The Fifth Circuit therefore remanded the case to the bankruptcy court to consider whether the make-whole premium under the note agreement constitutes "unmatured interest" that must be disallowed under Section 502(b)(2) of the Bankruptcy Code. In remanding the case, the Fifth Circuit also observed that it "sees no reason why the solvent-debtor exception could not apply" and suggested that a bankruptcy court "might," absent compelling equitable considerations, enforce the parties' contractual rights and require the payment of the make-whole premium because the debtors are solvent.5
Given the legal and economic significance of the questions left to be resolved in light of the Fifth Circuit's latest decision in this case, debtors and creditors alike—both within the Fifth Circuit and around the country—are likely to watch closely how the bankruptcy court addresses these questions in the coming months.
1 Ultra Petroleum Corp. v. Ad Hoc Comm. of Unsecured Creditors of Ultra Res. (In re Ultra Petroleum Corp.), __ F.3d ___, 2019 WL 6318074 (5th Cir. 2019). The Fifth Circuit's opinion withdrew and superseded its January 2019 opinion in Ultra Petroleum Corp. v. Ad Hoc Comm. of Unsecured Creditors of Ultra Res. (In re Ultra Petroleum Corp.), 913 F.3d 533 (5th Cir. 2019).
2 The term "unmatured interest" is not defined under the Bankruptcy Code. In its now-withdrawn opinion, the Fifth Circuit said that Section 502(b)(2) disallows claims that are the "economic equivalent" of unmatured interest. Other courts have noted that "unmatured interest" includes interest that is not yet due and payable at the time the bankruptcy case is filed or that is not yet earned. See In re Arcade Publ'g, 455 B.R. 373, 378 (Bankr. S.D.N.Y. 2011). While the Fifth Circuit's withdrawn opinion did not hold definitively that the make-whole premium constituted the economic equivalent of unmatured interest, the court said it was "persuaded" by the debtors' argument to that effect. However, the court also suggested, again without deciding, that the pre-Bankruptcy Code "solvent-debtor" exception may operate as a "carve-out" from the general rule that claims for unmatured interest are disallowed. The withdrawn opinion, however, is not binding on the bankruptcy court on remand.
4 The Fifth Circuit's decision was issued on a direct appeal from the US Bankruptcy Court for the Southern District of Texas because it determined the case raised important and unsettled questions of law.
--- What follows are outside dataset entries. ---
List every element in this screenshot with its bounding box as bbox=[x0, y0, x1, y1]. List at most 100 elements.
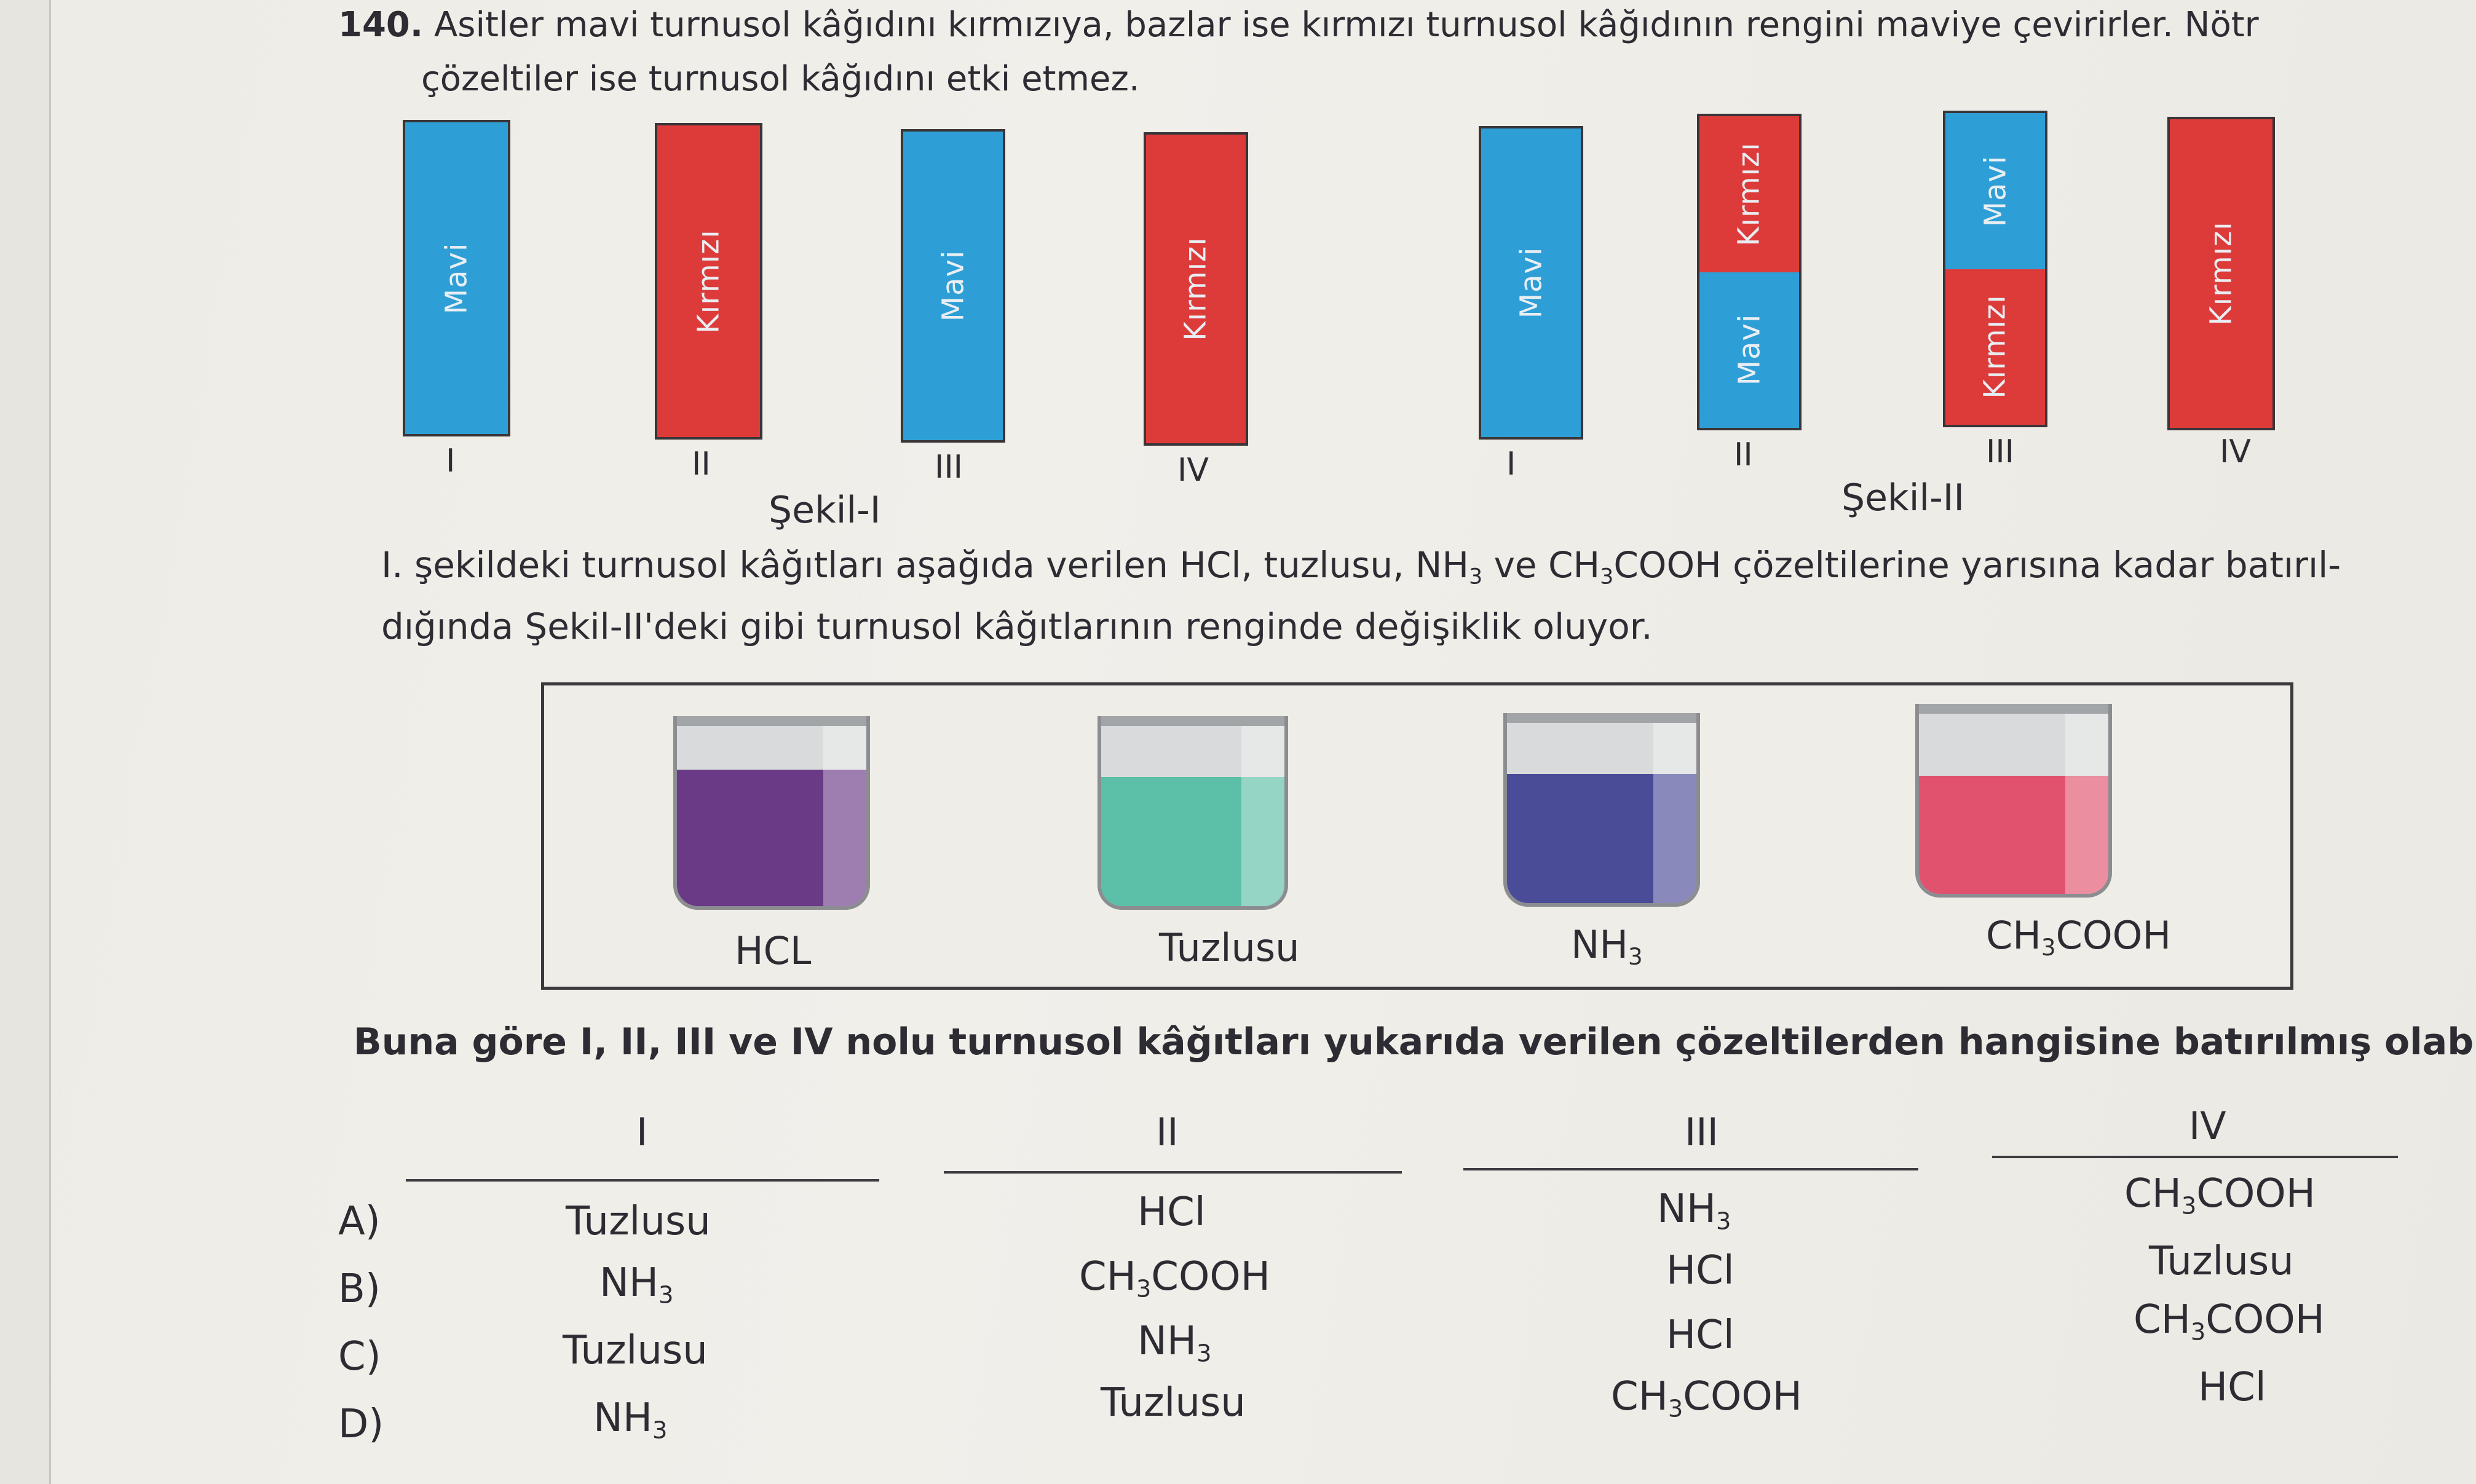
option-d-col1: NH3 bbox=[593, 1395, 667, 1442]
beaker-label: NH3 bbox=[1571, 922, 1643, 971]
fig1-roman-2: II bbox=[692, 446, 711, 483]
fig2-strip-1: Mavi bbox=[1479, 126, 1583, 440]
answer-text: HCl bbox=[1137, 1190, 1206, 1235]
beakers-figure: HCL Tuzlusu NH3 CH3COOH bbox=[541, 682, 2293, 990]
label-text: COOH bbox=[2055, 913, 2172, 958]
subscript: 3 bbox=[1136, 1275, 1152, 1303]
option-d-letter[interactable]: D) bbox=[338, 1402, 384, 1447]
option-c-col3: HCl bbox=[1666, 1312, 1734, 1358]
page-margin-line bbox=[49, 0, 51, 1484]
fig1-strip-1: Mavi bbox=[403, 120, 510, 436]
explanation-line-2: dığında Şekil-II'deki gibi turnusol kâğı… bbox=[381, 606, 1653, 647]
strip-color-label: Kırmızı bbox=[691, 229, 726, 334]
beaker-label: Tuzlusu bbox=[1159, 925, 1299, 970]
question-text-1: Asitler mavi turnusol kâğıdını kırmızıya… bbox=[433, 5, 2259, 45]
strip-color-label: Mavi bbox=[1731, 314, 1766, 386]
option-a-letter[interactable]: A) bbox=[338, 1199, 381, 1244]
beaker-label: HCL bbox=[735, 928, 811, 973]
option-a-col2: HCl bbox=[1137, 1190, 1206, 1235]
option-c-col1: Tuzlusu bbox=[563, 1328, 708, 1373]
fig2-roman-1: I bbox=[1506, 446, 1516, 483]
answer-text: HCl bbox=[2198, 1365, 2266, 1410]
beaker-ch3cooh bbox=[1915, 704, 2112, 898]
option-a-col1: Tuzlusu bbox=[566, 1199, 711, 1244]
beaker-tuzlusu bbox=[1098, 716, 1288, 910]
textbook-page: 140. Asitler mavi turnusol kâğıdını kırm… bbox=[49, 0, 2476, 1484]
label-text: CH bbox=[1986, 913, 2041, 958]
beaker-shine bbox=[1241, 716, 1284, 906]
answer-text: COOH bbox=[1151, 1254, 1270, 1300]
answer-text: NH bbox=[1657, 1186, 1716, 1232]
fig2-roman-2: II bbox=[1734, 436, 1753, 473]
option-d-col2: Tuzlusu bbox=[1101, 1380, 1246, 1426]
subscript: 3 bbox=[1196, 1340, 1212, 1368]
option-a-col4: CH3COOH bbox=[2124, 1171, 2316, 1218]
label-text: HCL bbox=[735, 928, 812, 973]
column-rule bbox=[406, 1179, 879, 1182]
option-b-col3: HCl bbox=[1666, 1248, 1734, 1293]
label-text: NH bbox=[1571, 922, 1628, 967]
strip-segment: Kırmızı bbox=[1146, 135, 1246, 443]
answer-text: CH bbox=[2124, 1171, 2181, 1217]
answer-text: COOH bbox=[2196, 1171, 2316, 1217]
option-b-letter[interactable]: B) bbox=[338, 1266, 381, 1312]
answer-text: HCl bbox=[1666, 1312, 1734, 1358]
strip-segment: Kırmızı bbox=[1699, 116, 1799, 272]
fig2-roman-4: IV bbox=[2220, 433, 2251, 470]
column-rule bbox=[944, 1171, 1402, 1174]
beaker-rim bbox=[677, 716, 866, 726]
strip-segment: Mavi bbox=[1945, 113, 2045, 269]
question-line-2: çözeltiler ise turnusol kâğıdını etki et… bbox=[421, 59, 1140, 99]
column-header-4: IV bbox=[2189, 1103, 2226, 1148]
strip-segment: Kırmızı bbox=[657, 125, 760, 437]
explanation-text: ve CH bbox=[1482, 544, 1600, 586]
figure-2-title: Şekil-II bbox=[1841, 476, 1965, 519]
strip-color-label: Kırmızı bbox=[1179, 237, 1214, 341]
option-b-col4: Tuzlusu bbox=[2149, 1239, 2294, 1284]
option-b-col1: NH3 bbox=[599, 1260, 673, 1307]
fig1-roman-4: IV bbox=[1177, 452, 1209, 489]
strip-segment: Mavi bbox=[1481, 128, 1581, 437]
beaker-liquid bbox=[677, 769, 866, 906]
strip-color-label: Mavi bbox=[439, 242, 474, 314]
option-c-col2: NH3 bbox=[1137, 1319, 1211, 1365]
fig2-strip-3: Mavi Kırmızı bbox=[1943, 111, 2047, 427]
answer-text: Tuzlusu bbox=[563, 1328, 708, 1373]
strip-segment: Mavi bbox=[405, 122, 508, 434]
fig1-strip-2: Kırmızı bbox=[655, 123, 762, 440]
fig1-strip-4: Kırmızı bbox=[1144, 132, 1248, 446]
strip-color-label: Mavi bbox=[935, 250, 970, 322]
question-number: 140. bbox=[338, 5, 424, 45]
subscript: 3 bbox=[2041, 934, 2056, 961]
beaker-rim bbox=[1919, 704, 2108, 714]
column-header-2: II bbox=[1156, 1110, 1179, 1154]
strip-color-label: Kırmızı bbox=[2204, 221, 2239, 326]
explanation-text: I. şekildeki turnusol kâğıtları aşağıda … bbox=[381, 544, 1469, 586]
column-header-1: I bbox=[636, 1110, 648, 1154]
subscript: 3 bbox=[1628, 943, 1643, 971]
subscript: 3 bbox=[1600, 564, 1614, 590]
strip-segment: Mavi bbox=[1699, 272, 1799, 428]
strip-segment: Kırmızı bbox=[1945, 269, 2045, 425]
subscript: 3 bbox=[1667, 1395, 1683, 1423]
label-text: Tuzlusu bbox=[1159, 925, 1300, 970]
answer-text: Tuzlusu bbox=[566, 1199, 711, 1244]
beaker-liquid bbox=[1919, 776, 2108, 894]
beaker-label: CH3COOH bbox=[1986, 913, 2172, 961]
fig2-roman-3: III bbox=[1986, 433, 2015, 470]
option-b-col2: CH3COOH bbox=[1079, 1254, 1270, 1303]
column-rule bbox=[1992, 1156, 2398, 1158]
option-d-col3: CH3COOH bbox=[1611, 1374, 1802, 1421]
strip-segment: Kırmızı bbox=[2170, 119, 2272, 428]
answer-text: CH bbox=[1079, 1254, 1136, 1300]
option-c-letter[interactable]: C) bbox=[338, 1334, 381, 1379]
subscript: 3 bbox=[1716, 1207, 1731, 1236]
answer-text: COOH bbox=[1683, 1374, 1802, 1419]
fig1-roman-1: I bbox=[446, 443, 456, 480]
fig1-strip-3: Mavi bbox=[901, 129, 1005, 443]
answer-text: Tuzlusu bbox=[2149, 1239, 2294, 1284]
fig2-strip-4: Kırmızı bbox=[2167, 117, 2275, 430]
option-c-col4: CH3COOH bbox=[2134, 1297, 2325, 1344]
beaker-shine bbox=[2065, 704, 2108, 894]
option-d-col4: HCl bbox=[2198, 1365, 2266, 1410]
5 The Fifth Circuit did suggest, however, that the application of the equitable "solvent debtor" exception must only be exercised within the parameters of the Bankruptcy Code, under the US Supreme Court's decision in Law v. Siegel, 571 U.S. 415 (2014). In light of Siegel and similar case law, whether the bankruptcy court therefore might apply the solvent debtor exception in a way that limits noteholders' recovery to some level of interest determined by reference to a state or federal judgment rate—rather than by reference to the parties' contractual rights—remains to be seen. Without expressing a view, the Fifth Circuit further noted that a bankruptcy court's equitable power to enforce the solvent debtor exception may be moored in Section 1124's requirement that a plan leave equitable rights unaltered.